1. An apparatus for cooling hot pellets with water, which comprises the combination of

a. a furnace for producing the hot pellets and having a discharge opening for the hot pellets,

b. a discharge chute for the hot pellets, one end of the chute being coupled to the discharge opening and the discharge chute being shielded from the air so as to maintain a non-oxidizing atmosphere in the chute,

c. a cooling bath containing cooling water, the other end of the discharge chute being in communication with the cooling bath whereby the hot pellets are received in the cooling bath from the discharge opening of the furnace through the shielded chute, cooling of the hot pellets in the cooling bath generating vapor,

d. a hood mounted over and covering the cooling bath for gathering the vapor,

e. a gate means at the other end of the discharge chute and arranged to prevent substantial entry of vapor and air from the hood into the chute,

f. an exhaust duct connected to the hood for discharging the vapor therefrom,

g. a regulating damper coupled with the exhaust duct for regulating the amount of vapor and air to be exhausted from the hood through the duct,

h. a means for detecting pressure difference between the chute and the hood, and

i. a means for actuating the damper so as to maintain the pressure in the hood lower than that in the chute in response to the pressure difference detecting means.

2. The apparatus of claim 1, further comprising a cooling fan arranged to receive the vapor from the exhaust duct and to blow the vapor and fresh air towards the discharge opening of the furnace to cool the discharge opening.
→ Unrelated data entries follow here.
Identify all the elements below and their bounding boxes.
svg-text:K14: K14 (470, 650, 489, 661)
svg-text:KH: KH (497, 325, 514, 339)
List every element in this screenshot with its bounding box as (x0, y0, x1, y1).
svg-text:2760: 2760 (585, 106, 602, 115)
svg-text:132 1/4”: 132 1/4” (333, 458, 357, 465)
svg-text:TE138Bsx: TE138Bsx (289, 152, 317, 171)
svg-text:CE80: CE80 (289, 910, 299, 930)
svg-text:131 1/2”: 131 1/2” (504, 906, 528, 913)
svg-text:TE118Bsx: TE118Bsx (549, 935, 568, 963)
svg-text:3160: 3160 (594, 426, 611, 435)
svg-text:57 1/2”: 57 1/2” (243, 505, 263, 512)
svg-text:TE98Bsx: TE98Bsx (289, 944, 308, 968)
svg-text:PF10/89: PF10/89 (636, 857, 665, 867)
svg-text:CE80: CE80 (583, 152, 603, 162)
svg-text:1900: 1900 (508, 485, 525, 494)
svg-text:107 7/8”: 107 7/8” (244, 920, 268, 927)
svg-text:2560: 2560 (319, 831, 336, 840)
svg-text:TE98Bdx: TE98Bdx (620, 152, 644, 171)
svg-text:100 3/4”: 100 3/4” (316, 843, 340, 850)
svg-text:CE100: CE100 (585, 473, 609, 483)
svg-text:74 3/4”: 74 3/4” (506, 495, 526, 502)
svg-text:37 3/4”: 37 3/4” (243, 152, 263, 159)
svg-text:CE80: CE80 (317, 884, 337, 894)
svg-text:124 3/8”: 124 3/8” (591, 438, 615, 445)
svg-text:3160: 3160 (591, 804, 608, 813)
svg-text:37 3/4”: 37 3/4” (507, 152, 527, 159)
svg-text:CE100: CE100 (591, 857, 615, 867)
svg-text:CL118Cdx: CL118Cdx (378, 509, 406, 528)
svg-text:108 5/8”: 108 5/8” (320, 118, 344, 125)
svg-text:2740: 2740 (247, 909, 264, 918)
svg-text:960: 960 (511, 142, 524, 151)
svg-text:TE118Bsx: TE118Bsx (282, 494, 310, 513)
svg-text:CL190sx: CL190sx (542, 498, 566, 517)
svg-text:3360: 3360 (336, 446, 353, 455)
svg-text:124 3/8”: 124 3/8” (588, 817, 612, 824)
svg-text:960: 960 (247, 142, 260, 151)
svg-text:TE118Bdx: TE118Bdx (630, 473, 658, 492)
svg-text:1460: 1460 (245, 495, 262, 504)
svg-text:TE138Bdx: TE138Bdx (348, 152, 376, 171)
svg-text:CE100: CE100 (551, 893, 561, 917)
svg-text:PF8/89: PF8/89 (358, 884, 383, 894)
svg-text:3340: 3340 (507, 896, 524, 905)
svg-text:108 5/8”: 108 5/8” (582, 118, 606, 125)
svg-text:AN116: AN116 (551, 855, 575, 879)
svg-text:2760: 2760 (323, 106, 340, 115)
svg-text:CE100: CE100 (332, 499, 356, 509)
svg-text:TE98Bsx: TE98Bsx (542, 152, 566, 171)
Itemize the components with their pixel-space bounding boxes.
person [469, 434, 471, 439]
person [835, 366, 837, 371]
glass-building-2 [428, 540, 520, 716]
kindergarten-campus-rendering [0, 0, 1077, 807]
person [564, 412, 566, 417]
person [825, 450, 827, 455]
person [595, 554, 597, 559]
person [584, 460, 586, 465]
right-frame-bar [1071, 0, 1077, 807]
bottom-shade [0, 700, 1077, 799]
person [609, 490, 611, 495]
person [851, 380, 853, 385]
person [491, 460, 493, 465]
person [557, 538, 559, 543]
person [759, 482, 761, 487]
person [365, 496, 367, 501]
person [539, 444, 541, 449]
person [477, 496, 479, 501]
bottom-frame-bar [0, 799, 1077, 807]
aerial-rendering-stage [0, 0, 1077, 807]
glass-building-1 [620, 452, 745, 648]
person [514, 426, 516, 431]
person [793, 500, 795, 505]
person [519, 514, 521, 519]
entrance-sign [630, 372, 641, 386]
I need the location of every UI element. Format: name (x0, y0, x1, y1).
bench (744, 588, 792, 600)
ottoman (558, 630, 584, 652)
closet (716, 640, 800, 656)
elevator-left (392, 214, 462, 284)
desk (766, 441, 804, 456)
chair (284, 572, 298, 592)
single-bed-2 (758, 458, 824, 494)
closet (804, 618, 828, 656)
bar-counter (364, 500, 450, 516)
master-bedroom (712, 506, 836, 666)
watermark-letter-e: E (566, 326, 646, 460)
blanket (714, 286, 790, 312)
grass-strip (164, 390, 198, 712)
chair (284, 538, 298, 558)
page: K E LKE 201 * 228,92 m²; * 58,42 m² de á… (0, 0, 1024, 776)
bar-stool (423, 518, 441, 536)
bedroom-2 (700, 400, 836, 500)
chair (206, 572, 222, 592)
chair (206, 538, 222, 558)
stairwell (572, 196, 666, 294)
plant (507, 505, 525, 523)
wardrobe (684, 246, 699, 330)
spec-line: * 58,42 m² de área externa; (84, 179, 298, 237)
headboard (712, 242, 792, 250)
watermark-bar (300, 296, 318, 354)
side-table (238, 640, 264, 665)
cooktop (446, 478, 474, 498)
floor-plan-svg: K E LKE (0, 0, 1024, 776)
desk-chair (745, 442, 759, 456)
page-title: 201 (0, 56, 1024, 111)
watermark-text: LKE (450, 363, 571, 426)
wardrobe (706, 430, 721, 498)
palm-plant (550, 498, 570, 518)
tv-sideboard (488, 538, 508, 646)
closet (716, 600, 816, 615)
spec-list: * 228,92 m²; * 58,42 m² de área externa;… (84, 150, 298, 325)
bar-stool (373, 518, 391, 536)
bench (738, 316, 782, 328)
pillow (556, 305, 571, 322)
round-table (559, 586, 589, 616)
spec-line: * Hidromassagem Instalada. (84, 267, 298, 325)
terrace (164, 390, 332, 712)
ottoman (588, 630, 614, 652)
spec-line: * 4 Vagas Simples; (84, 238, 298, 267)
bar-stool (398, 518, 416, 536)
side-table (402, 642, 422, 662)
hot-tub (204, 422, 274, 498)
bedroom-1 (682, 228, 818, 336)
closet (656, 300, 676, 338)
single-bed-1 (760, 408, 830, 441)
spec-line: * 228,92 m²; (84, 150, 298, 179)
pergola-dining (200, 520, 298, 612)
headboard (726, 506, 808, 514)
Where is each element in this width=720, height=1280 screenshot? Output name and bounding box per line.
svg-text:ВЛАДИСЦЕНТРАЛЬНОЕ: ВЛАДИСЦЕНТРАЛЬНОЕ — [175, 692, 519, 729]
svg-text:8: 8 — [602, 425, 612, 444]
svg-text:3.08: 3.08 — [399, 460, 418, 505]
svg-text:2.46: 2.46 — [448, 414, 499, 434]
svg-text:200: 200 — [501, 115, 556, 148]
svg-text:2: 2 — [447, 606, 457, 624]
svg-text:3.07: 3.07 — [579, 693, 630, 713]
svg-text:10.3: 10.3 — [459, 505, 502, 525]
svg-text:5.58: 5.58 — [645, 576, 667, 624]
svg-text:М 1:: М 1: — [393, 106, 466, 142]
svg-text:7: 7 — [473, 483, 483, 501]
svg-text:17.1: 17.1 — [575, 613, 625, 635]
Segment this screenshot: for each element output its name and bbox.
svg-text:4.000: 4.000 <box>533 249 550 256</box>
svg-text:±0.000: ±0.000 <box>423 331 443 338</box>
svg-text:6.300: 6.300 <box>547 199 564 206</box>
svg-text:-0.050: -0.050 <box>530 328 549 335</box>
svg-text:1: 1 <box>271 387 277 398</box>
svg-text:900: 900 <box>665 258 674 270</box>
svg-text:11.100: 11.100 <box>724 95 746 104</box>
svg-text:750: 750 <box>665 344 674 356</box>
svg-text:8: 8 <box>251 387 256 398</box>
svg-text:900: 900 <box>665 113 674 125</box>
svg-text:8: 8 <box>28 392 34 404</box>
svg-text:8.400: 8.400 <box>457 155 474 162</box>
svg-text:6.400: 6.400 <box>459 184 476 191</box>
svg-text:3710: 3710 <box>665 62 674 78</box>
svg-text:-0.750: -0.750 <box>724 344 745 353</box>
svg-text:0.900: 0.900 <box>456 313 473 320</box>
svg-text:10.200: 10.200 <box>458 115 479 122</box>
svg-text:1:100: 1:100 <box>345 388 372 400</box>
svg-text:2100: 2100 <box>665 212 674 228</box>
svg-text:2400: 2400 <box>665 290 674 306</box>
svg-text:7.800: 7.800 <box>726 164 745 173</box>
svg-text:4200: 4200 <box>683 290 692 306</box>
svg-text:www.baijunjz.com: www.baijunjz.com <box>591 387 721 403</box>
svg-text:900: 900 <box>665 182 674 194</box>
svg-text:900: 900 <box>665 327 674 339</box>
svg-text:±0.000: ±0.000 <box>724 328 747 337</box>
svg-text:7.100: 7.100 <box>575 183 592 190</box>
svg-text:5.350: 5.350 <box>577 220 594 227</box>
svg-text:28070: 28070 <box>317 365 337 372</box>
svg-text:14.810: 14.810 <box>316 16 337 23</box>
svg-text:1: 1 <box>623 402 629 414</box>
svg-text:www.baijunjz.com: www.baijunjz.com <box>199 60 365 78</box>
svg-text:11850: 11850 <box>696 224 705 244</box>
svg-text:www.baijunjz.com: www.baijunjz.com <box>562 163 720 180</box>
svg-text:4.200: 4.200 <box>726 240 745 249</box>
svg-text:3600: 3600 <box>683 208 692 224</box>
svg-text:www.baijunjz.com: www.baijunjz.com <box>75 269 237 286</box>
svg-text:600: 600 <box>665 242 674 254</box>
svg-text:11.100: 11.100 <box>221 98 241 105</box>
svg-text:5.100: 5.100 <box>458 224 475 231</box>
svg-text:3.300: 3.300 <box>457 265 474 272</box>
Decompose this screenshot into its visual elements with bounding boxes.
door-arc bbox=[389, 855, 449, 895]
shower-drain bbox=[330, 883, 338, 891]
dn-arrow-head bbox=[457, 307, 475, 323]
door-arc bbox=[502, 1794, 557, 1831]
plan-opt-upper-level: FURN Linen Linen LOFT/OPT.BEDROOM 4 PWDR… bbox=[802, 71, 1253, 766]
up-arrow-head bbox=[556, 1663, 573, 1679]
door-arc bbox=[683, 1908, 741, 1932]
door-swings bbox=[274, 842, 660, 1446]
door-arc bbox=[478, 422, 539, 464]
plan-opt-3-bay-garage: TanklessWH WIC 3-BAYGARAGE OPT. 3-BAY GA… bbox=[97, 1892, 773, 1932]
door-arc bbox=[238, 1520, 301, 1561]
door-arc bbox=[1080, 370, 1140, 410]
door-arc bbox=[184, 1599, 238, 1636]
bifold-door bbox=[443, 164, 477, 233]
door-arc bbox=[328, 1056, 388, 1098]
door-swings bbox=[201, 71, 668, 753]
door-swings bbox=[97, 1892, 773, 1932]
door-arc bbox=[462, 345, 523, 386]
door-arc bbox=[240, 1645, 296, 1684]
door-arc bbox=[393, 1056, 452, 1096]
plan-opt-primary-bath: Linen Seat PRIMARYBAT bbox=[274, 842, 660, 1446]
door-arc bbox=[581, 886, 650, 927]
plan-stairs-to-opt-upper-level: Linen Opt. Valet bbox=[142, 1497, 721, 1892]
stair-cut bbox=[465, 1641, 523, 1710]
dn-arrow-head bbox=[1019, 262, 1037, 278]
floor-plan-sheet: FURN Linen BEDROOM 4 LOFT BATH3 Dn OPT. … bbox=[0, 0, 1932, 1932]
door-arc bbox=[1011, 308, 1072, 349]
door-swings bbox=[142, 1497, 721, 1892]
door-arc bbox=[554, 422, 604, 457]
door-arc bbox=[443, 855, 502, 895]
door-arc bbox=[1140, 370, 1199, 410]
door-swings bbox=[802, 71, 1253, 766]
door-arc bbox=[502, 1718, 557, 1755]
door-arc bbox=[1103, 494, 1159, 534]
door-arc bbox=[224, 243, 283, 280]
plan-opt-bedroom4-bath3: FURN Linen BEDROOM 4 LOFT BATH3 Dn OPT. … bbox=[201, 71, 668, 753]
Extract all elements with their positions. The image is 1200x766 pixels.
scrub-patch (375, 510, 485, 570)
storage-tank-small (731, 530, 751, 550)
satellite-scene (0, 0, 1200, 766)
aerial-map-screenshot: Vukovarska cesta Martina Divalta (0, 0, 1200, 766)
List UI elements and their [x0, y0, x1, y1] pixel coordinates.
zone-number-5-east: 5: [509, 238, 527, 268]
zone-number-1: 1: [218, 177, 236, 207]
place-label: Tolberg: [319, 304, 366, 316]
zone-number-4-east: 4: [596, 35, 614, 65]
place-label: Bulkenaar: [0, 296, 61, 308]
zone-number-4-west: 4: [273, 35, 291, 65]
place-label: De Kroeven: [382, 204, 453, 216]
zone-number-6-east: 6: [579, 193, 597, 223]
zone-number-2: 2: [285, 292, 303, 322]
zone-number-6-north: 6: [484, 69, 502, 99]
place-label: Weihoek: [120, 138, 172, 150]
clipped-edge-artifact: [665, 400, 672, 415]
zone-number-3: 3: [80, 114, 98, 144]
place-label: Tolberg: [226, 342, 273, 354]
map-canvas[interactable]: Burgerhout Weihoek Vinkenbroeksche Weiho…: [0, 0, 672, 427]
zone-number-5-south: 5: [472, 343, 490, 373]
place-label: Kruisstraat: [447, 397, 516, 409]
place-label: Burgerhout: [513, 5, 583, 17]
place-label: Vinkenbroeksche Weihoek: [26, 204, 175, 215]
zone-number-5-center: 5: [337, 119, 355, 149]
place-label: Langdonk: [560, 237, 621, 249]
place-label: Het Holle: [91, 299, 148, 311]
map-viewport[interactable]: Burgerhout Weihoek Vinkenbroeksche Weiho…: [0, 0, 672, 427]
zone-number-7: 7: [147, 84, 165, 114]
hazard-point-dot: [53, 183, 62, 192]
3. The apparatus of claim 1, further comprising water spray means arranged to direct a water spray into the hood.

4. The apparatus of claim 1, wherein the pressure difference detecting means comprises a first pressure sensing means for sensing the pressure within the chute, a second pressure sensing means for sensing the pressure within the hood, and means for comparing the sensed pressures and for transmitting a resultant comparison signal to the actuating means for the damper.

5. The apparatus of claim 1, further comprising a dust collector disposed in the exhaust duct for returning the collected dust to the cooling bath.

6. The apparatus of claim 1, further comprising a grating means in the other end of the chute for eliminating clinkers discharged from the furnace with the pellets.